Towns agree to split Division Rd. maintenance

by Sabrina Nucciarone
Review Correspondent

GREENBUSH – The Town Board will be pursuing a road maintenance agreement for Division Road with the neighboring town of Forest in Fond du Lac County.

The board discussed the issue with Forest Town Chairman Gary Kraus, who was in the audience, at their Aug. 28 meeting.

Kraus provided a report on Division Road maintenance work. From Chickadee Drive south to State 23, the total distance of what needs maintaining is 1.3 miles. Dividing the area in half, Kraus suggested that the area his town would concern themselves with is the maintenance of the southern portion. The town of Greenbush would take the northern part, basically dividing the responsibility in half.

Since the roadsides will need maintenance in perpetuity, Kraus suggested, “Have something with both boards signed so whoever takes the post knows what is going on later on.”

The comment was made with the future in perspective because part of the Chickadee from State 23 to Division Road will become part of the four-lane State 23, including a walking and bike trail, if and when that project moves forward.
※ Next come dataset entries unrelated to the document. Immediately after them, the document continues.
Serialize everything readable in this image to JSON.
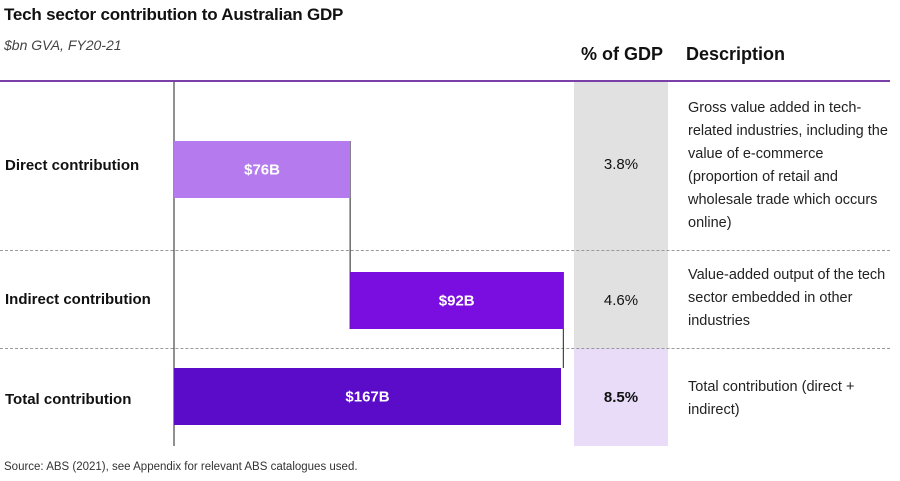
{
  "header": {
    "title": "Tech sector contribution to Australian GDP",
    "subtitle": "$bn GVA, FY20-21",
    "col_gdp": "% of GDP",
    "col_desc": "Description"
  },
  "rows": [
    {
      "label": "Direct contribution",
      "gdp": "3.8%",
      "description": "Gross value added in tech-related industries, including the value of e-commerce (proportion of retail and wholesale trade which occurs online)"
    },
    {
      "label": "Indirect contribution",
      "gdp": "4.6%",
      "description": "Value-added output of the tech sector embedded in other industries"
    },
    {
      "label": "Total contribution",
      "gdp": "8.5%",
      "description": "Total contribution (direct + indirect)"
    }
  ],
  "source": "Source: ABS (2021), see Appendix for relevant ABS catalogues used.",
  "chart_data": {
    "type": "bar",
    "subtype": "waterfall",
    "categories": [
      "Direct contribution",
      "Indirect contribution",
      "Total contribution"
    ],
    "values": [
      76,
      92,
      167
    ],
    "bar_labels": [
      "$76B",
      "$92B",
      "$167B"
    ],
    "unit": "$bn GVA",
    "colors": [
      "#b57bee",
      "#7a0ee0",
      "#5a0cc8"
    ]
  },
  "colors": {
    "accent_line": "#7b3fa8",
    "gdp_bg": "#e1e1e1",
    "gdp_total_bg": "#e8dcf9"
  }
}
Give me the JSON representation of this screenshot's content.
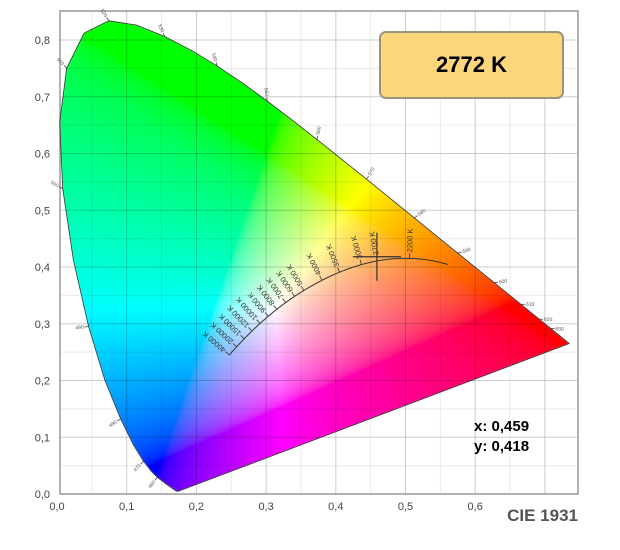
{
  "badge": {
    "cct_label": "2772 K"
  },
  "readout": {
    "x_label": "x: 0,459",
    "y_label": "y: 0,418"
  },
  "diagram_label": "CIE 1931",
  "chart_data": {
    "type": "scatter",
    "xlim": [
      0,
      0.75
    ],
    "ylim": [
      0,
      0.85
    ],
    "grid": true,
    "x_ticks": [
      0,
      0.1,
      0.2,
      0.3,
      0.4,
      0.5,
      0.6
    ],
    "x_tick_labels": [
      "0,0",
      "0,1",
      "0,2",
      "0,3",
      "0,4",
      "0,5",
      "0,6"
    ],
    "y_ticks": [
      0,
      0.1,
      0.2,
      0.3,
      0.4,
      0.5,
      0.6,
      0.7,
      0.8
    ],
    "y_tick_labels": [
      "0,0",
      "0,1",
      "0,2",
      "0,3",
      "0,4",
      "0,5",
      "0,6",
      "0,7",
      "0,8"
    ],
    "spectral_locus": [
      [
        380,
        0.1741,
        0.005
      ],
      [
        400,
        0.1733,
        0.0048
      ],
      [
        420,
        0.1714,
        0.0051
      ],
      [
        430,
        0.1689,
        0.0069
      ],
      [
        440,
        0.1644,
        0.0109
      ],
      [
        450,
        0.1566,
        0.0177
      ],
      [
        460,
        0.144,
        0.0297
      ],
      [
        465,
        0.1355,
        0.0399
      ],
      [
        470,
        0.1241,
        0.0578
      ],
      [
        475,
        0.1096,
        0.0868
      ],
      [
        480,
        0.0913,
        0.1327
      ],
      [
        485,
        0.0687,
        0.2007
      ],
      [
        490,
        0.0454,
        0.295
      ],
      [
        495,
        0.0235,
        0.4127
      ],
      [
        500,
        0.0082,
        0.5384
      ],
      [
        505,
        0.0039,
        0.6548
      ],
      [
        510,
        0.0139,
        0.7502
      ],
      [
        515,
        0.0389,
        0.812
      ],
      [
        520,
        0.0743,
        0.8338
      ],
      [
        525,
        0.1142,
        0.8262
      ],
      [
        530,
        0.1547,
        0.8059
      ],
      [
        535,
        0.1929,
        0.7816
      ],
      [
        540,
        0.2296,
        0.7543
      ],
      [
        545,
        0.2658,
        0.7243
      ],
      [
        550,
        0.3016,
        0.6923
      ],
      [
        555,
        0.3373,
        0.6589
      ],
      [
        560,
        0.3731,
        0.6245
      ],
      [
        565,
        0.4087,
        0.5896
      ],
      [
        570,
        0.4441,
        0.5547
      ],
      [
        575,
        0.4788,
        0.5202
      ],
      [
        580,
        0.5125,
        0.4866
      ],
      [
        585,
        0.5448,
        0.4544
      ],
      [
        590,
        0.5752,
        0.4242
      ],
      [
        595,
        0.6029,
        0.3965
      ],
      [
        600,
        0.627,
        0.3725
      ],
      [
        605,
        0.6482,
        0.3514
      ],
      [
        610,
        0.6658,
        0.334
      ],
      [
        620,
        0.6915,
        0.3083
      ],
      [
        630,
        0.7079,
        0.292
      ],
      [
        640,
        0.719,
        0.2809
      ],
      [
        700,
        0.7347,
        0.2653
      ]
    ],
    "wavelength_labels": [
      460,
      470,
      480,
      490,
      500,
      510,
      520,
      530,
      540,
      550,
      560,
      570,
      580,
      590,
      600,
      610,
      620,
      630
    ],
    "planckian_locus_labels": [
      {
        "T": 40000,
        "label": "40000 K"
      },
      {
        "T": 20000,
        "label": "20000 K"
      },
      {
        "T": 15000,
        "label": "15000 K"
      },
      {
        "T": 12000,
        "label": "12000 K"
      },
      {
        "T": 10000,
        "label": "10000 K"
      },
      {
        "T": 9000,
        "label": "9000 K"
      },
      {
        "T": 8000,
        "label": "8000 K"
      },
      {
        "T": 7000,
        "label": "7000 K"
      },
      {
        "T": 6000,
        "label": "6000 K"
      },
      {
        "T": 5000,
        "label": "5000 K"
      },
      {
        "T": 4000,
        "label": "4000 K"
      },
      {
        "T": 3500,
        "label": "3500 K"
      },
      {
        "T": 3000,
        "label": "3000 K"
      },
      {
        "T": 2700,
        "label": "2700 K"
      },
      {
        "T": 2200,
        "label": "2200 K"
      }
    ],
    "point": {
      "x": 0.459,
      "y": 0.418,
      "cct_K": 2772
    }
  }
}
To address any questions that might come up regarding the division of labor with respect to the town of Forest and town of Greenbush maintenance of Division Road, a visual record was recommended. “We’ll draw it up on a map,” Kraus said.

Town resident George Jankuski provided documents requesting an easement for his property. Dating back to a request made during the June board meeting, Jankuski’s attorney provided a legal statement of the land holdings so that if anyone passes away on either side of the property line, the county planners will know that the easement is currently and will be part of Jankuski’s property. It was made clear that it is Jankuski’s intention to keep the easement as part of his property.
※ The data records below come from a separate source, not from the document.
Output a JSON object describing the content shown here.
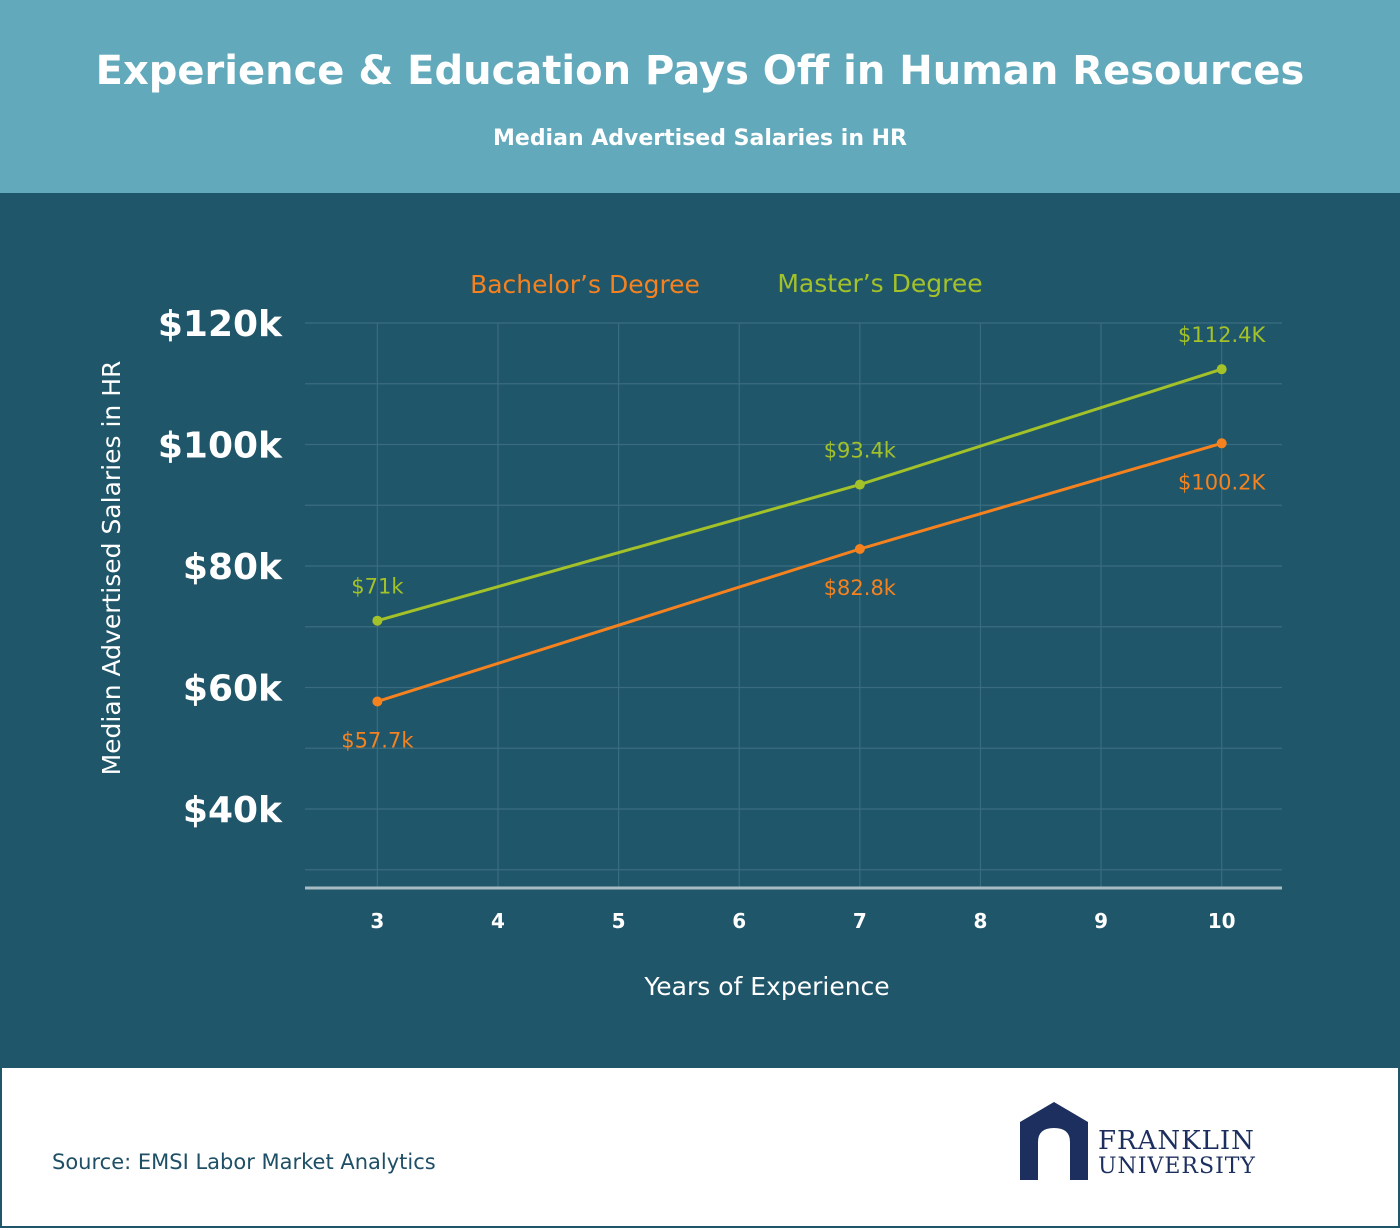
{
  "header": {
    "title": "Experience & Education Pays Off in Human Resources",
    "subtitle": "Median Advertised Salaries in HR"
  },
  "footer": {
    "source": "Source: EMSI Labor Market Analytics",
    "logo_line1": "FRANKLIN",
    "logo_line2": "UNIVERSITY"
  },
  "colors": {
    "header_bg": "#61a9bb",
    "panel_bg": "#20566a",
    "bachelors": "#f5821f",
    "masters": "#a3c128",
    "grid": "#3a6c80",
    "axis": "#a9bcc4",
    "logo": "#1c2f5e"
  },
  "chart_data": {
    "type": "line",
    "title": "",
    "xlabel": "Years of Experience",
    "ylabel": "Median Advertised Salaries in HR",
    "x_ticks": [
      3,
      4,
      5,
      6,
      7,
      8,
      9,
      10
    ],
    "y_ticks": [
      40,
      60,
      80,
      100,
      120
    ],
    "y_tick_labels": [
      "$40k",
      "$60k",
      "$80k",
      "$100k",
      "$120k"
    ],
    "xlim": [
      2.4,
      10.5
    ],
    "ylim": [
      27,
      120
    ],
    "grid": true,
    "legend_position": "top-center",
    "series": [
      {
        "name": "Bachelor’s Degree",
        "color": "#f5821f",
        "x": [
          3,
          7,
          10
        ],
        "y": [
          57.7,
          82.8,
          100.2
        ],
        "labels": [
          "$57.7k",
          "$82.8k",
          "$100.2K"
        ]
      },
      {
        "name": "Master’s Degree",
        "color": "#a3c128",
        "x": [
          3,
          7,
          10
        ],
        "y": [
          71,
          93.4,
          112.4
        ],
        "labels": [
          "$71k",
          "$93.4k",
          "$112.4K"
        ]
      }
    ]
  }
}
“We can sign all documents presented,” Supervisor Beth Lagacy said, but it was later determined the documents are not the finalized version for submission.

Lagacy then asked if the easement goes with the current owner or the person who predominantly uses the easement to access their own property, especially if that property is 'landlocked.'

Town Clerk Brenda Phipps said that the ownership of an easement is binding with the property owner.

Jankuski indicated that the easement is an “encumbrance” on the property he owns. By definition, that means that if he were to sell his property holding - which includes the easement - to someone else, there may be issues regarding the title and/or the monetary value of the easement.

The board indicated that when all of the ownership papers are in legal order they will move forward with Jankuski's request.

A subject for at least one previous meeting is the upkeep of the Town Hall itself. Steve DeMunck, who provides maintenance for the hall, said he has kept the floor in presentable condition.

DeMunck also maintains the grounds outside and he noted that with winter coming, a new snowblower should be considered. The current snow-blower has been in use for 19 years and any repair would cost more than it is worth. Cost of a new, similar snow-blower will be reviewed in the near future.

Supervisor Daniel Klahn, having looked over the rental revenue of the Town Hall for July, was surprised that the hall had been rented so often. With various groups using the Town Hall, the current condition and upkeep of the steel doors and preserving their longevity is the issue.

Lagacy said that steel paint has been purchased. The project was scheduled for earlier this summer, but with the rains and the humidity, then the painter’s commitment to the Parade of Homes, Lagacy said the painter should still be able to finish the project by Sept. 1. If not, other ideas were suggested.

“(The) price of a hollow steel door, no window, is about $199. With a window, may be a little more. You can order anything on the Internet and have it delivered,” Lagacy said, but others spoke about local commercial businesses that may be able to provide what is needed to replace a door.

Considering the doors “look tough” through the years of use, Lagacy said the town has paid for the paint, which is in the possession of the painter, but not yet for the painting of the door. On

With the infrastructure of many we cities in need of repair or replacement, even bridges in small towns across America are no different. The Wisconsin Department of Transportation 2016-2020 bridge replacement program, a report which the town received but is not bound to, the town would be responsible for 20 percent of engineering and construction costs in any bridge replacement project.We

Considering the Center Road bridge over the Mullet River on the west side of town over Mullet River as one that may fit the criterion Immediate for the program funds, Klahn said he recently saw a similar bridge that may have been built around 1916.

The program information and inclusions, which came from the county, was brought up as a motion and passed unanimously.

The next Town Board meeting is Sept. 28 at 8 p.m.